Die Illustration unterstützt die gequält anthropomorphe Tendenz des Bilderbuches, Tiere menschenähnlich, ja, "menschelnd" darzustellen. Lücken in der Handlung werden "musikalisch" durch naive Blatt- und Blumenumrisse, wie sie in Kinderzeichnungen bisweilen zu finden sind, gefüllt, also auch hier kindertümelnde Anpassung statt Vorbild gebender künstlerischer Gestaltung. Als positive Ausnahme können die Landschaftsandeutungen in Aquarell-Technik gesehen werden, die sich dem bildnerischen Mittel "Transparenz" verpflichtet wissen.
Es handelt sich also um ein Buch, aus dem sich für Klein- und Grundschulkinder kein wie auch immer gearteter Lernzuwachs ergeben kann. Tiere müssen dazu herhalten, menschliches Verhalten abzubilden. Jedoch will das Bild nicht stimmig werden, da hier merkantiles Interesse, pseudopädagogische Absichten und Sentimentalität unzulässig miteinander vermischt werden.
Es reicht nicht, mit dem besonderen Anspruch aufzutreten, aus der Praxis zu kommen und nun etwas für die Praxis zu konstruieren nach dem Motto: Das kommt an!
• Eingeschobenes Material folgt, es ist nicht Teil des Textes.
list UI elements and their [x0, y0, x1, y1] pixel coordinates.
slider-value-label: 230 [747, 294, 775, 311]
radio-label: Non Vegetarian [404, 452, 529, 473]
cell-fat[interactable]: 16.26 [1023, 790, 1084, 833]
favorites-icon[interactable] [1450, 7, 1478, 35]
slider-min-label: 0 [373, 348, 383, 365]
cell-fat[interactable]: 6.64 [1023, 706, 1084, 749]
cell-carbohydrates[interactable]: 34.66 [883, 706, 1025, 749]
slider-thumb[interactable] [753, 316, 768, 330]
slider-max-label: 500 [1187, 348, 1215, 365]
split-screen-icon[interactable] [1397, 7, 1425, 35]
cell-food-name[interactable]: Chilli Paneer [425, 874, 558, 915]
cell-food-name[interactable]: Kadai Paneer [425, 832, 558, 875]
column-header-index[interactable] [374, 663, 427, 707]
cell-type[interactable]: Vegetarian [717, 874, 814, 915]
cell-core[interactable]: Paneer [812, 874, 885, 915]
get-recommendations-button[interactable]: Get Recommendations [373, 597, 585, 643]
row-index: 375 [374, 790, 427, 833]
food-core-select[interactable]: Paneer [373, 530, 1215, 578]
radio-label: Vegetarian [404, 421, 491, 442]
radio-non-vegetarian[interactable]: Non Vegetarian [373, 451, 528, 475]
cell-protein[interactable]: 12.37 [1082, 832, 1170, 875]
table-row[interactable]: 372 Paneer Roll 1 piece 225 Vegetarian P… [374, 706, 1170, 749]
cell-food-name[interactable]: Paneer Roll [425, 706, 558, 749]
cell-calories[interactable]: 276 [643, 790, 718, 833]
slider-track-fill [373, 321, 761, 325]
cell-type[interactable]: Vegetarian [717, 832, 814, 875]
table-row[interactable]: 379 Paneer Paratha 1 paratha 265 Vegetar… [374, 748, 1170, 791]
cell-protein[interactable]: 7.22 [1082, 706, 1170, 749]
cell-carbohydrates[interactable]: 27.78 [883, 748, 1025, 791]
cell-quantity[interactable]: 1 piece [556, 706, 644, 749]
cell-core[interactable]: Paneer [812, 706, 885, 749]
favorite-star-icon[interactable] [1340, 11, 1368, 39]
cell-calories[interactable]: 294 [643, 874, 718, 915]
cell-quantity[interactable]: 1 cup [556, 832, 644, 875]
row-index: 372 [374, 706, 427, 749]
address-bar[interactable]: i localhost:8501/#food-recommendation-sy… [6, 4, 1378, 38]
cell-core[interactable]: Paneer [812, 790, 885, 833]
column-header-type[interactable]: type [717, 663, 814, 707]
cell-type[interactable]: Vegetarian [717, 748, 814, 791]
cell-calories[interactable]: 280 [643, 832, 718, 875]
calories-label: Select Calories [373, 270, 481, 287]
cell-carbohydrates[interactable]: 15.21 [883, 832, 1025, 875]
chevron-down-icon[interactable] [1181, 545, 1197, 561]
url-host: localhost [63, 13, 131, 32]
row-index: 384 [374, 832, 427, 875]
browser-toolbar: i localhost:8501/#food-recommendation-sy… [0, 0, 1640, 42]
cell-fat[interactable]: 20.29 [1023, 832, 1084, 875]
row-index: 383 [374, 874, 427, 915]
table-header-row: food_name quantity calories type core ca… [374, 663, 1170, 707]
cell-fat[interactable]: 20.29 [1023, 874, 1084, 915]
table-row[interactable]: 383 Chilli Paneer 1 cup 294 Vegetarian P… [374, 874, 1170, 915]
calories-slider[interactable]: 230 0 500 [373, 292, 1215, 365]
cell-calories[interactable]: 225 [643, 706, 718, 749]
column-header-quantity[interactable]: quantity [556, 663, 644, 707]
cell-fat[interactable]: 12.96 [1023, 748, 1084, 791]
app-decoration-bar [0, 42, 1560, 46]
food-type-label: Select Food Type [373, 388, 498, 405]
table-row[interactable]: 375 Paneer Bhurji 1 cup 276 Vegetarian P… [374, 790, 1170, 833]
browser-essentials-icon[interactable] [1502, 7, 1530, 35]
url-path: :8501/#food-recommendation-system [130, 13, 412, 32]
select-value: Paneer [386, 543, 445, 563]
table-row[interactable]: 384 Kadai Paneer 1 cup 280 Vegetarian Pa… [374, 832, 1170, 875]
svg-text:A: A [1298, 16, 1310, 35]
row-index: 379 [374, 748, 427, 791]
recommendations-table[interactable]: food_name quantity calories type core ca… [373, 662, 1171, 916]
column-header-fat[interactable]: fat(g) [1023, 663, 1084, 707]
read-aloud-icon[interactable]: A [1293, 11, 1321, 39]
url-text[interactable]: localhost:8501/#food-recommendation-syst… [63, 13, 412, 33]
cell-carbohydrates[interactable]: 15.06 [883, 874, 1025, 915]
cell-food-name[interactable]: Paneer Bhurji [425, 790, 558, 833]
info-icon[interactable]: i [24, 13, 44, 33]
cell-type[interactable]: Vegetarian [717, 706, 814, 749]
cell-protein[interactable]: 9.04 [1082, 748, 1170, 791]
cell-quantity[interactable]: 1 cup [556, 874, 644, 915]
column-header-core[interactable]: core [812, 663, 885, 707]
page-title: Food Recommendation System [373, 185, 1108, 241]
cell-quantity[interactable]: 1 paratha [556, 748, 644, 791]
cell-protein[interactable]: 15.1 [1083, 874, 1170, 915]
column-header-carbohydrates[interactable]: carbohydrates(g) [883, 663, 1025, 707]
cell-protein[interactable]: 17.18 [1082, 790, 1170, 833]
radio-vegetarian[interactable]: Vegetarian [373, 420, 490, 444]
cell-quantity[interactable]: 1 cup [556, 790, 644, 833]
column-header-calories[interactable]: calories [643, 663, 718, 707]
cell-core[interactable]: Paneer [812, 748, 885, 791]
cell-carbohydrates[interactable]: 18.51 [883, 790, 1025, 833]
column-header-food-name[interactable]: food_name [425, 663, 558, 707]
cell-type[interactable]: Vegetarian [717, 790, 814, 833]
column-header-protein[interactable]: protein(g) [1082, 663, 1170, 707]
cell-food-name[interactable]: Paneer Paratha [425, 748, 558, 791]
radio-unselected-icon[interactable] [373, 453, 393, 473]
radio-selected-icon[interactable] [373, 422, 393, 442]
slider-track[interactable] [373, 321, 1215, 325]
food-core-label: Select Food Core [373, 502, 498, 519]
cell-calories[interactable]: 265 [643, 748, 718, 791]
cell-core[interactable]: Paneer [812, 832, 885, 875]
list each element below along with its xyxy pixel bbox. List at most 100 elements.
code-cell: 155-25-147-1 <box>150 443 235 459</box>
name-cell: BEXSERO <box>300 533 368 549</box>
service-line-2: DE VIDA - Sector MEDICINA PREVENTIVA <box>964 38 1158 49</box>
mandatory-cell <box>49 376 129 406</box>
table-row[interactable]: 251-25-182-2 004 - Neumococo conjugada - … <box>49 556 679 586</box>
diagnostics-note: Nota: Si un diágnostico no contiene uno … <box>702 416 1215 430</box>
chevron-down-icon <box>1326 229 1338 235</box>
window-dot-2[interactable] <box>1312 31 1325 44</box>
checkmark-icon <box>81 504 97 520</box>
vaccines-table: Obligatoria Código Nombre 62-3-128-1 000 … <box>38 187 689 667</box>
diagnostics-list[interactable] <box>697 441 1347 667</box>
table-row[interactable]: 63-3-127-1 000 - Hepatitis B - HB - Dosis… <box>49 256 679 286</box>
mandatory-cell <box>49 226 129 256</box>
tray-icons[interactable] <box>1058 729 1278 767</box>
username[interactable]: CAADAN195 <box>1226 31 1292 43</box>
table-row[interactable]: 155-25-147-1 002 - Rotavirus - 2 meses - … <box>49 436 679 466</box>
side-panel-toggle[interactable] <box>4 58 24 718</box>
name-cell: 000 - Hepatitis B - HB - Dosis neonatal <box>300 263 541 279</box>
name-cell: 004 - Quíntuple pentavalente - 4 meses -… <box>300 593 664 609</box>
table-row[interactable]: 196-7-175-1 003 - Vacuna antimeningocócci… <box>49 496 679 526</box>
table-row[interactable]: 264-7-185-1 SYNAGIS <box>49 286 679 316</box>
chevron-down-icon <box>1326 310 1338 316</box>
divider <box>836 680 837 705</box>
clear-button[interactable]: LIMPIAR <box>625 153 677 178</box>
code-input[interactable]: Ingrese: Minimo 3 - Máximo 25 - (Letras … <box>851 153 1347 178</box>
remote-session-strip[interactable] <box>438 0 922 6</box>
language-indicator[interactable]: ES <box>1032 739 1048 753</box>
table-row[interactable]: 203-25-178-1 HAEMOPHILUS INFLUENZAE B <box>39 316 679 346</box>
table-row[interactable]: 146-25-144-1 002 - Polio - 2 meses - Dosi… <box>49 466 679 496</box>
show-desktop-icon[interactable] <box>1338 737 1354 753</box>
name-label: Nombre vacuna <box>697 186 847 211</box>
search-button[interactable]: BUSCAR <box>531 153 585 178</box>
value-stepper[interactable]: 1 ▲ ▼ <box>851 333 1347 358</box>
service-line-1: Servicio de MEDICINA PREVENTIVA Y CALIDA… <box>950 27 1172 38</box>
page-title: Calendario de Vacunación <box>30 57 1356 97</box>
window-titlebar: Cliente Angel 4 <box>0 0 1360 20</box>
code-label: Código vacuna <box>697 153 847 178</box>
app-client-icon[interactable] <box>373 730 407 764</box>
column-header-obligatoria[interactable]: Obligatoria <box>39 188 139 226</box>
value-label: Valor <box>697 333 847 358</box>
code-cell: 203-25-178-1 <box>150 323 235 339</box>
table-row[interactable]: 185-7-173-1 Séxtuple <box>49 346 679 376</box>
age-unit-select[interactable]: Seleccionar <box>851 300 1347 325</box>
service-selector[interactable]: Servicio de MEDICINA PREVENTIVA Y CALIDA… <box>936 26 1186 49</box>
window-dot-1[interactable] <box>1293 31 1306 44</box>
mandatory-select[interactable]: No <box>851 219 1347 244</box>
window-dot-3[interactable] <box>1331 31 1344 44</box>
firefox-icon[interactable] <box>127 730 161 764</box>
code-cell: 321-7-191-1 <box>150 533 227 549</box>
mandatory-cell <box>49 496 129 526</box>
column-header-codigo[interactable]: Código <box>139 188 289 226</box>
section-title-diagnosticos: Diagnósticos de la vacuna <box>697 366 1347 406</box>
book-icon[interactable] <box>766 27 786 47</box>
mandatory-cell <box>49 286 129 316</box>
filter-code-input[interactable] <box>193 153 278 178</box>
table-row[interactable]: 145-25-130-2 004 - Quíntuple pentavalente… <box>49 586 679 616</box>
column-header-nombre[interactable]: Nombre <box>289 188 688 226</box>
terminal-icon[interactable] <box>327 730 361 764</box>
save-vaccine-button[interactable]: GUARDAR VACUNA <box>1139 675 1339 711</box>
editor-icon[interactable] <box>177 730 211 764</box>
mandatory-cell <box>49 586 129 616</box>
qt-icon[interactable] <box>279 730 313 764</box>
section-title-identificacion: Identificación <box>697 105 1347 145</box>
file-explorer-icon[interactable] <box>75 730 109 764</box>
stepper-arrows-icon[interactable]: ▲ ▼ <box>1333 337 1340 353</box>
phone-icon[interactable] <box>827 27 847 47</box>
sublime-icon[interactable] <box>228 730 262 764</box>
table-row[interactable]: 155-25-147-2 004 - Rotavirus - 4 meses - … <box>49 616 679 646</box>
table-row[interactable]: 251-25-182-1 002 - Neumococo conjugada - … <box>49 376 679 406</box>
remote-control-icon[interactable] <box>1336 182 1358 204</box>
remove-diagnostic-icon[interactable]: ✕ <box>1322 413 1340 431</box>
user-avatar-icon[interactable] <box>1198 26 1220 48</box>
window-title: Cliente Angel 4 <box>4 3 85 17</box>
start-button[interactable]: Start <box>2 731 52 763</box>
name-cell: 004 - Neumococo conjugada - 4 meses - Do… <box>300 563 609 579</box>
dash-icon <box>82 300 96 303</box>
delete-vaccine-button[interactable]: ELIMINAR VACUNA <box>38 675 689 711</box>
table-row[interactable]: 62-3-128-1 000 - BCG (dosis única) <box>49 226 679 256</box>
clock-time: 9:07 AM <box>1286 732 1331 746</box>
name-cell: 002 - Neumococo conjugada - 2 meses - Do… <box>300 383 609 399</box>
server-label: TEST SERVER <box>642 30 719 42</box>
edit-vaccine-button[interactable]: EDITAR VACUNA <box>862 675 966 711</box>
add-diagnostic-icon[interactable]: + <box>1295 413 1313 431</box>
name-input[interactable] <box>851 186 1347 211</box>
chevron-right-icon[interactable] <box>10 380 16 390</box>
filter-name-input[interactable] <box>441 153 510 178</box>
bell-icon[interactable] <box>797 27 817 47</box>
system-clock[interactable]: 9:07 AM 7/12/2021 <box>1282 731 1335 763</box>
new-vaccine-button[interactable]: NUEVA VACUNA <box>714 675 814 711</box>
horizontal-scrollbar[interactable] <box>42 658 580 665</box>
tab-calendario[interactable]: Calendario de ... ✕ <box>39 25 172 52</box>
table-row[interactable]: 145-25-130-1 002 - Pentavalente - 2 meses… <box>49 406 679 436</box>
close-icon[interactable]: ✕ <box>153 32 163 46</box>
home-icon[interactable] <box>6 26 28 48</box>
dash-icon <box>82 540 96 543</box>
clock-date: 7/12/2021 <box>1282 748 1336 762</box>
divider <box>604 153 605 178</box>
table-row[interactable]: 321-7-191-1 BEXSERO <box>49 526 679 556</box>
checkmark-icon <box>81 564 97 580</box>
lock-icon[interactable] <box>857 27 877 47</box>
Vielmehr gilt: Praxis sollte theoretisch reflektiert werden wie auch Theorie von der Praxis her korrigiert werden muss. Eine solch enge Theorie-Praxis-Verschränkung ist für alle pädagogisch wirksamen Aktivitäten geboten, nicht nur, aber auch für den so wichtigen "Miterzieher" Kinderbilderbuch.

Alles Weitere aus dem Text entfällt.